Cela se lit et s’entend, tout le monde ne suit pas, pas plus en Europe qu’aux Etats-Unis. L’opinion américaine est majoritairement hostile à l’opération militaire internationale qui se prépare après l’usage d’armes chimiques par le régime syrien. Plusieurs des partis et dirigeants politiques français sont également contre et dénoncent là les dangers d’une aventure qui pourrait, à leurs yeux, mener beaucoup plus loin que prévu.

Ces réticences sont également fortes en Grande-Bretagne. Elles ne sont certainement pas à négliger puisque l’usage de la force doit toujours être un dernier recours mais, renversons le problème. Que se passerait-il s’il n’y avait pas -ce qui n’est peut-être plus impossible- de vraie réaction au crime commis à Damas ?

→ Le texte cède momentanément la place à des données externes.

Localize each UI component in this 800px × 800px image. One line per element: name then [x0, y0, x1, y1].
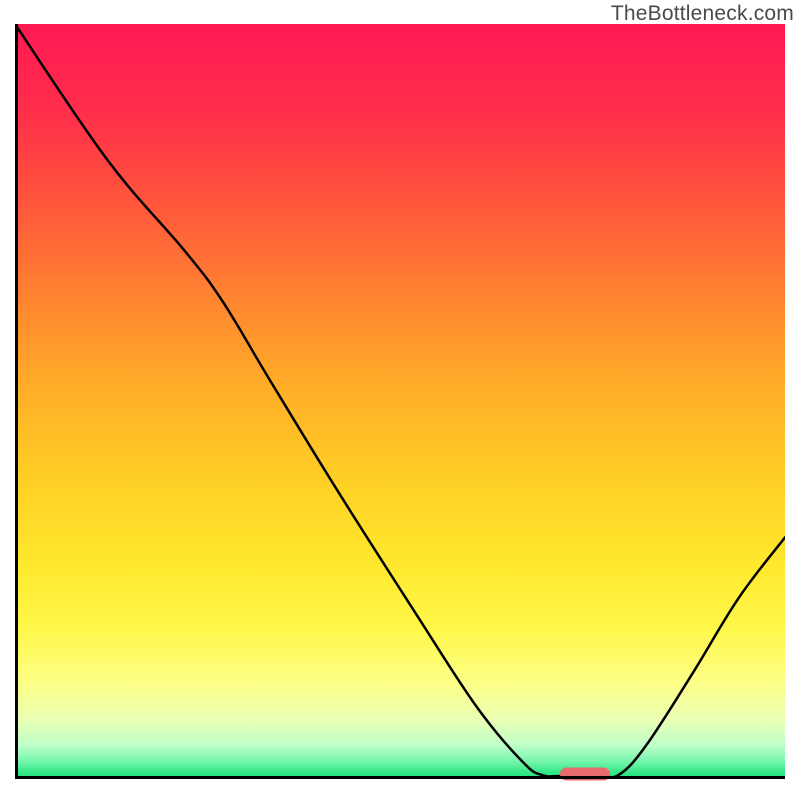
- chart-background: [15, 24, 785, 779]
- optimal-marker: [560, 768, 610, 781]
- chart-area: [15, 24, 785, 779]
- chart-svg: [15, 24, 785, 779]
- watermark-text: TheBottleneck.com: [611, 2, 794, 26]
- x-axis: [15, 776, 785, 779]
- y-axis: [15, 24, 18, 779]
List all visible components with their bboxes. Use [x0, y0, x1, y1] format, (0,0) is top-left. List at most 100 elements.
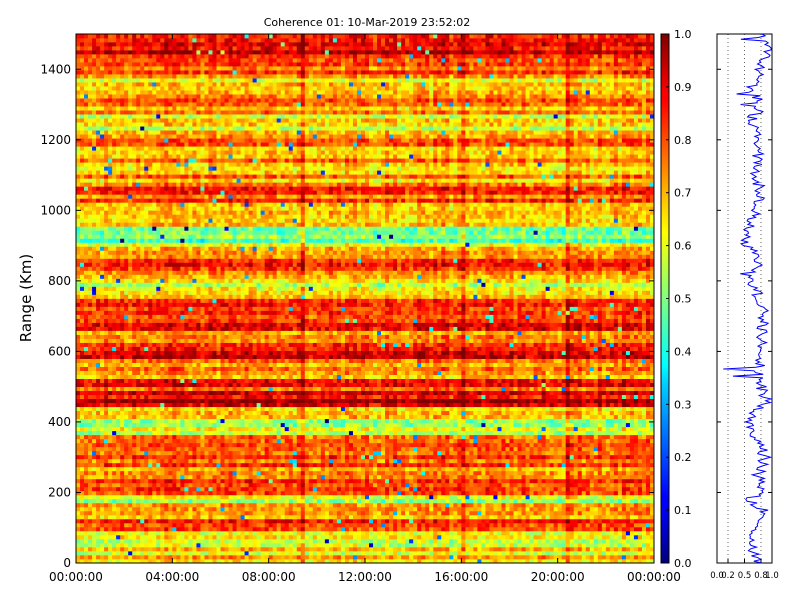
heatmap-cell [401, 498, 406, 504]
heatmap-cell [633, 506, 639, 512]
heatmap-cell [553, 526, 559, 532]
heatmap-cell [605, 534, 611, 540]
heatmap-cell [589, 534, 595, 540]
heatmap-cell [509, 490, 514, 496]
heatmap-cell [300, 422, 306, 428]
heatmap-cell [152, 546, 157, 552]
heatmap-cell [332, 470, 338, 476]
heatmap-cell [417, 558, 422, 564]
heatmap-cell [601, 502, 607, 508]
heatmap-cell [256, 518, 261, 524]
heatmap-cell [637, 490, 643, 496]
heatmap-cell [336, 466, 342, 472]
heatmap-cell [84, 526, 89, 532]
heatmap-cell [344, 446, 350, 452]
heatmap-cell [413, 546, 418, 552]
heatmap-cell [256, 462, 261, 468]
heatmap-cell [457, 490, 462, 496]
heatmap-cell [252, 466, 257, 472]
heatmap-cell [296, 426, 302, 432]
heatmap-cell [445, 518, 450, 524]
heatmap-cell [589, 426, 595, 432]
heatmap-cell [280, 470, 286, 476]
heatmap-cell [160, 538, 165, 544]
heatmap-cell [212, 494, 217, 500]
heatmap-cell [332, 558, 338, 564]
heatmap-cell [340, 454, 346, 460]
heatmap-cell [533, 466, 538, 472]
heatmap-cell [296, 554, 302, 560]
heatmap-cell [625, 466, 631, 472]
heatmap-cell [208, 462, 213, 468]
heatmap-cell [172, 454, 177, 460]
heatmap-cell [457, 434, 462, 440]
heatmap-cell [573, 526, 579, 532]
heatmap-cell [529, 554, 534, 560]
heatmap-cell [453, 546, 458, 552]
heatmap-cell [489, 526, 494, 532]
heatmap-cell [613, 550, 619, 556]
heatmap-cell [429, 462, 434, 468]
heatmap-cell [340, 466, 346, 472]
heatmap-cell [537, 482, 542, 488]
heatmap-cell [96, 538, 101, 544]
heatmap-cell [493, 498, 498, 504]
heatmap-cell [92, 466, 97, 472]
heatmap-cell [393, 482, 398, 488]
heatmap-cell [228, 498, 233, 504]
heatmap-cell [633, 518, 639, 524]
heatmap-cell [545, 498, 550, 504]
heatmap-cell [457, 502, 462, 508]
heatmap-cell [128, 422, 133, 428]
heatmap-cell [348, 522, 354, 528]
heatmap-cell [272, 534, 278, 540]
heatmap-cell [88, 426, 93, 432]
heatmap-cell [256, 470, 261, 476]
heatmap-cell [356, 474, 362, 480]
heatmap-cell [152, 502, 157, 508]
heatmap-cell [529, 442, 534, 448]
heatmap-cell [160, 454, 165, 460]
heatmap-cell [356, 514, 362, 520]
heatmap-cell [501, 470, 506, 476]
heatmap-cell [497, 486, 502, 492]
heatmap-cell [328, 530, 334, 536]
heatmap-cell [581, 534, 587, 540]
heatmap-cell [176, 434, 181, 440]
heatmap-cell [256, 502, 261, 508]
heatmap-cell [296, 542, 302, 548]
heatmap-cell [356, 538, 362, 544]
heatmap-cell [613, 462, 619, 468]
heatmap-cell [365, 466, 370, 472]
heatmap-cell [92, 426, 97, 432]
heatmap-cell [208, 534, 213, 540]
heatmap-cell [136, 518, 141, 524]
heatmap-cell [385, 538, 390, 544]
heatmap-cell [312, 458, 318, 464]
heatmap-cell [569, 490, 575, 496]
heatmap-cell [429, 458, 434, 464]
heatmap-cell [497, 458, 502, 464]
heatmap-cell [365, 518, 370, 524]
heatmap-cell [621, 426, 627, 432]
heatmap-cell [212, 426, 217, 432]
heatmap-cell [601, 474, 607, 480]
heatmap-cell [132, 442, 137, 448]
heatmap-cell [437, 510, 442, 516]
heatmap-cell [220, 518, 225, 524]
heatmap-cell [381, 474, 386, 480]
heatmap-cell [260, 470, 265, 476]
heatmap-cell [513, 526, 518, 532]
heatmap-cell [348, 558, 354, 564]
heatmap-cell [517, 546, 522, 552]
heatmap-cell [200, 434, 205, 440]
heatmap-cell [216, 434, 221, 440]
heatmap-cell [461, 554, 466, 560]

La première conséquence en serait que le pouvoir syrien qui avait testé les réactions étrangères avant l’été en recourant déjà, mais à petite échelle, aux gaz de combat se dirait qu’il est décidément libre de multiplier les massacres chimiques semblables à celui de la semaine dernière. On aurait reculé pour plus mal sauter car, là, c’est une véritable intervention et un renversement de ce régime qu’il faudrait entreprendre, une opération beaucoup plus risquée, longue et coûteuse que la simple sanction militaire qui est envisagée aujourd’hui.

La deuxième conséquence de l’inaction est que ses premiers bénéficiaires en seraient les djihadistes, les partisans de la guerre sainte, les plus violents et les plus fanatiques des islamistes. La passivité internationale devant les exactions du pouvoir syrien leur a déjà beaucoup profité depuis deux ans. Ils s’en sont servis pour expliquer que l’insurrection syrienne ne pouvait pas compter sur les grandes démocraties, qu’il n’y avait là qu’illusion et que seule la vraie foi permettrait de gagner cette bataille puis d’en engager d’autres. Les démocrates et les laïcs syriens doivent maintenant compter avec ces fanatiques qui commencent à s’attaquer à eux et ce ne serait certainement pas l’intérêt de quiconque de continuer à renforcer les djihadistes alors même qu’ils étaient partout en recul depuis plusieurs années.

La troisième conséquence d’une non-réaction serait que l’aile la plus dure du régime iranien en conclurait que rien n’est désormais plus susceptible d’amener les Occidentaux à recourir à la force et qu’il serait donc totalement inutile de leur faire la moindre concession sur le nucléaire. Le nouveau président iranien qui veut, lui, trouver un compromis sur ce dossier en serait marginalisé à Téhéran et c’est vers une guerre, une vraie guerre contre l’Iran, qu’on se dirigerait alors, à moins, bien sûr, de le laisser se doter de la bombe.

La quatrième conséquence de l’inaction serait que Vladimir Poutine se sentirait totalement justifié dans son choix de tenir la dragée haute à l’Europe et aux Etats-Unis, qu’il continuerait de plus belle et que les tensions internationales qui en résulteraient seraient, elles aussi, autrement plus dangereuses que l’opération limitée qui se prépare. Cette opération n’est évidement pas sans risques. Le premier d’entre eux serait une dramatique erreur de frappe mais, outre que l’on ne doit pas accepter l’inacceptable, les risques de l’inaction sont plus grands, nettement plus grands, que ceux de l’action.